Gary McGraw started an interesting meme on a SC-L posting on Getting Started with software security in an organization that references a recent article of Gary's on Dark Reading. The article posits four main ways you can get started with software security in your organization:
A top-down framework approach...perform a gap analysis between where you are and where you want to be from a software security perspective. Then build a plan to address the gaps....The portfolio risk method takes a more business-oriented approach to the software security problem. The idea here is to assess the entire application portfolio according to some risk criteria agreed on in advance. ...
The training first approach to software security is more grounded in the technical world. This approach helps developers who love to do the right thing but just don’t know what the right thing is when it comes to security. ...
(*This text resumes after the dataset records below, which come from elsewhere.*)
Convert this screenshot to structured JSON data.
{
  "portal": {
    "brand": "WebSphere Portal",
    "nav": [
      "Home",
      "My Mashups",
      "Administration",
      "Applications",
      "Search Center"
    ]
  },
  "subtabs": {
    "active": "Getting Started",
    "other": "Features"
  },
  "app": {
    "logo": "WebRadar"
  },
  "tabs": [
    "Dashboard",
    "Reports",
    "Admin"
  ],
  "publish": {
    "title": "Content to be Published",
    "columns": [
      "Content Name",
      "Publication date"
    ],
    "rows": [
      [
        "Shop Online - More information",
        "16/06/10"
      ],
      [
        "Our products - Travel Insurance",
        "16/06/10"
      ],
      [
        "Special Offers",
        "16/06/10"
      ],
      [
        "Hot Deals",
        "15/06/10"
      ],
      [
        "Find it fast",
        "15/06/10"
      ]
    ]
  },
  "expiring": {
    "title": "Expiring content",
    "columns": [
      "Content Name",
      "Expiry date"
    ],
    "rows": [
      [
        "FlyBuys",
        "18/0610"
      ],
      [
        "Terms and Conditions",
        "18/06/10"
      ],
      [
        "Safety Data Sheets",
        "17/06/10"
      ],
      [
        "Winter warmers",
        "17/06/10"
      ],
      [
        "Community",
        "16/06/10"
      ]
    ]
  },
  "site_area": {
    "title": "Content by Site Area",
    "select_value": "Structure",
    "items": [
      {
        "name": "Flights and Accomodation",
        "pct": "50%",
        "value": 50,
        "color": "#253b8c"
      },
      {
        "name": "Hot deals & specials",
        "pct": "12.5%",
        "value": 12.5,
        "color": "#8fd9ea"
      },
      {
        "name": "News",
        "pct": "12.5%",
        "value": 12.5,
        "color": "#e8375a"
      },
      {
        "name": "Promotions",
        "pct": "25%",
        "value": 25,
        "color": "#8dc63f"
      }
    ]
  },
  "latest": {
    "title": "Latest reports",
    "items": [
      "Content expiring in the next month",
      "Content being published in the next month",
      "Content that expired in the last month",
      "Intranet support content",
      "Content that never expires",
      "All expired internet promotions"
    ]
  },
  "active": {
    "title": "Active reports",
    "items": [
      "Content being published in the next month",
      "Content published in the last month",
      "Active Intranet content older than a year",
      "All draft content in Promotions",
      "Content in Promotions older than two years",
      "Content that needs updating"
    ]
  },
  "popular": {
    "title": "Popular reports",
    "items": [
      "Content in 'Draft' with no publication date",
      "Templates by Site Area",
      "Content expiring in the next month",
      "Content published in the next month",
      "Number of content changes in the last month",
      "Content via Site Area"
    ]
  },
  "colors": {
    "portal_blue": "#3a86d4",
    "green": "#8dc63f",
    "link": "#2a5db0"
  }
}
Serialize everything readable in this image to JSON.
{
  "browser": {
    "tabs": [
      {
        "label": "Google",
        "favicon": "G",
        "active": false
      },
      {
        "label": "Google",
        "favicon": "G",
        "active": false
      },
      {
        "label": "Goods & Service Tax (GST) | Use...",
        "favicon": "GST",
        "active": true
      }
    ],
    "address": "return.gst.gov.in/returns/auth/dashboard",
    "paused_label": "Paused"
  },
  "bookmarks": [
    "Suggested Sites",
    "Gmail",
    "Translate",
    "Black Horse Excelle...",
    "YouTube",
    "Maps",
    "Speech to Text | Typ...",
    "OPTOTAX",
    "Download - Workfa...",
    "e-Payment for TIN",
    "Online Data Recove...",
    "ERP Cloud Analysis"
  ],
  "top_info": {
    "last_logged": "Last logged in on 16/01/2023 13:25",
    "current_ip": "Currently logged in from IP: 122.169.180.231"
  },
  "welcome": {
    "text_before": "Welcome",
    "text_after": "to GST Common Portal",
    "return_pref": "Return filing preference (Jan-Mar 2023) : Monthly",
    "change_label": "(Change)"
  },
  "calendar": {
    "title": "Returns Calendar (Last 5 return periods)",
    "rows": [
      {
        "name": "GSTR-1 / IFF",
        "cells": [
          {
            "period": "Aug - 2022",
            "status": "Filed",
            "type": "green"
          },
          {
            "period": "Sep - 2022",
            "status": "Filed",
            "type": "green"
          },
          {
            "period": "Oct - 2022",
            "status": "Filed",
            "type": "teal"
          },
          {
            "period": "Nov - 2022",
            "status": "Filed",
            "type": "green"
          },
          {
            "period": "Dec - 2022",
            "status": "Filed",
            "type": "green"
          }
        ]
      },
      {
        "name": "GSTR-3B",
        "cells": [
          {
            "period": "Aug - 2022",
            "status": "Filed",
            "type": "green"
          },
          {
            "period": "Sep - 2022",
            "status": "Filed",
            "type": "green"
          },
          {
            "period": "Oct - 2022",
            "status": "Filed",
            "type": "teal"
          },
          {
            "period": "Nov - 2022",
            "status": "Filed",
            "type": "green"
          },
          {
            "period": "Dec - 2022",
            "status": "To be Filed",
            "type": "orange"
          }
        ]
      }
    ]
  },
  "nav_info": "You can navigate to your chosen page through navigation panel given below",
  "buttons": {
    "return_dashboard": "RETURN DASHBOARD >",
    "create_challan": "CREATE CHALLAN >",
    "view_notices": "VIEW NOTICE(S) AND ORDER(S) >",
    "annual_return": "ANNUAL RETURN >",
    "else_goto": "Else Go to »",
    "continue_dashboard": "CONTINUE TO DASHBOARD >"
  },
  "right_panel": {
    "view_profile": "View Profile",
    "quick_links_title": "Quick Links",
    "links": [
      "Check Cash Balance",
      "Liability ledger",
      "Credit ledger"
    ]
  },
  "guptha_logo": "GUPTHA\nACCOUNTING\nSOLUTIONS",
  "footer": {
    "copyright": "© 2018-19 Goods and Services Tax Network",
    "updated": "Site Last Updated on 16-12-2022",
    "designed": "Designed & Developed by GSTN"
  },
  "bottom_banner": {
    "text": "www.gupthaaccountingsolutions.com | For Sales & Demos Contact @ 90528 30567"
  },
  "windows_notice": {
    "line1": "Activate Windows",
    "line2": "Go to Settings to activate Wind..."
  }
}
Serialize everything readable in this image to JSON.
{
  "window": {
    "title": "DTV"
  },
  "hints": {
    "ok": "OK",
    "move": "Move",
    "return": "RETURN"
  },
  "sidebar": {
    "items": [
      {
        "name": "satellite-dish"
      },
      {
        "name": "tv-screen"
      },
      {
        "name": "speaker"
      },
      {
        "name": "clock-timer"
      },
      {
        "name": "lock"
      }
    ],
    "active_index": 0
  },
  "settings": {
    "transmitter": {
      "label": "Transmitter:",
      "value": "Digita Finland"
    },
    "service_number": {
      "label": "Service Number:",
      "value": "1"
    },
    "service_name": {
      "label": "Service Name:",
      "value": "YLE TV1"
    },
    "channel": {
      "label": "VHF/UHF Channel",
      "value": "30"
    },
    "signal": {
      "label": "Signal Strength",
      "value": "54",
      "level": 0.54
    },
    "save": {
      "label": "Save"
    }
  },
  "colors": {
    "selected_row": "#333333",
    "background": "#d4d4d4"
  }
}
The lead with a tool approach, meanwhile, makes sense for an organization that has already purchased and attempted to roll out a security analysis tool....
I have been involved with all these methods as well, and each can work well depending on what you are trying to do, your company culture, and the people's skills who are working on software security. Being a bottom up guy, I will throw my hat in the ring for a fifth approach, that can be paired with any of the above delivery methods - namely decentralized specialized teams, or centers of excellence in PHBspeak.
Each thing we are trying to push for in secure coding these days requires mastery, Cardspace, static analysis, threat modeling, web service security, and friends are very deep individual domains, and when applied to an enterprise they get wide as well. Let me underline that - to deploy any of the current cutting edge stuff in software security at scale, requires technical depth and deployment width. This automatically limits your resource pool of who can deliver this stuff.
So what I have seen work well is using a decentralized, specialist team approach with a very specific agenda and goals. Note the team can be very small, 2 or 3 people even if they are empowered. The decentralized pairs with the delivery methods from Gary's list. Some examples:
* a roving specialized threat modeling team that works with many groups to help develop threat models, attack patterns, tests, and so on. the team must be deep enough to understand how to build effective threat models quickly, how to apply threat models across projects, technologies and deployments, and how to get something actionable out of the threat models like security requirements, architecture, test cases, and so on.
* a roving team that focuses on build secure web apps and cuts across groups for specialized tasks for secure coding in a specific domain like secure web app dev. tired of using username/password in your web apps? me too. using saml, cardspace and so on is the way forward, but requires a lot of domain knowledge to build sso/slo, and of course it must be integrated with your app.
* security as a service - use the tools and platforms to deliver security to your organization. xml security gateways are vastly underutilized in most enterprises in this regard.
Once you figure out what your strategic goals are for security - threat modeling, cardspace, static analysis, secure web app dev, etc. You can use Gary's portfolio to focus the team on the right stuff (remember its a small team and they can't be everywhere), and/or use the training approach as roving advisers to educate and lead, and/or use the tool approach - arm them with a tool or technology like XML Security gateway or static analysis tools to make a small band more effective in a large organization.
Gary likes the mix of top down and bottom up
"that approach often leads with the creation of a special ops execution team that becomes the software security group. By far, this is the most impressive approach in terms of results and the one that is the most effective in well-run enterprises."
Yup, given a small, motivated smart team, with some executive buy in on specific goals; and you will be surprised what positive changes can happen. The thing is - we are at a point where we finally have _some_ good software security tools and techniques, the biggest challenges now are engineering and deployment. We can learn from software developers in that iterative, incremental delivery is the way to go.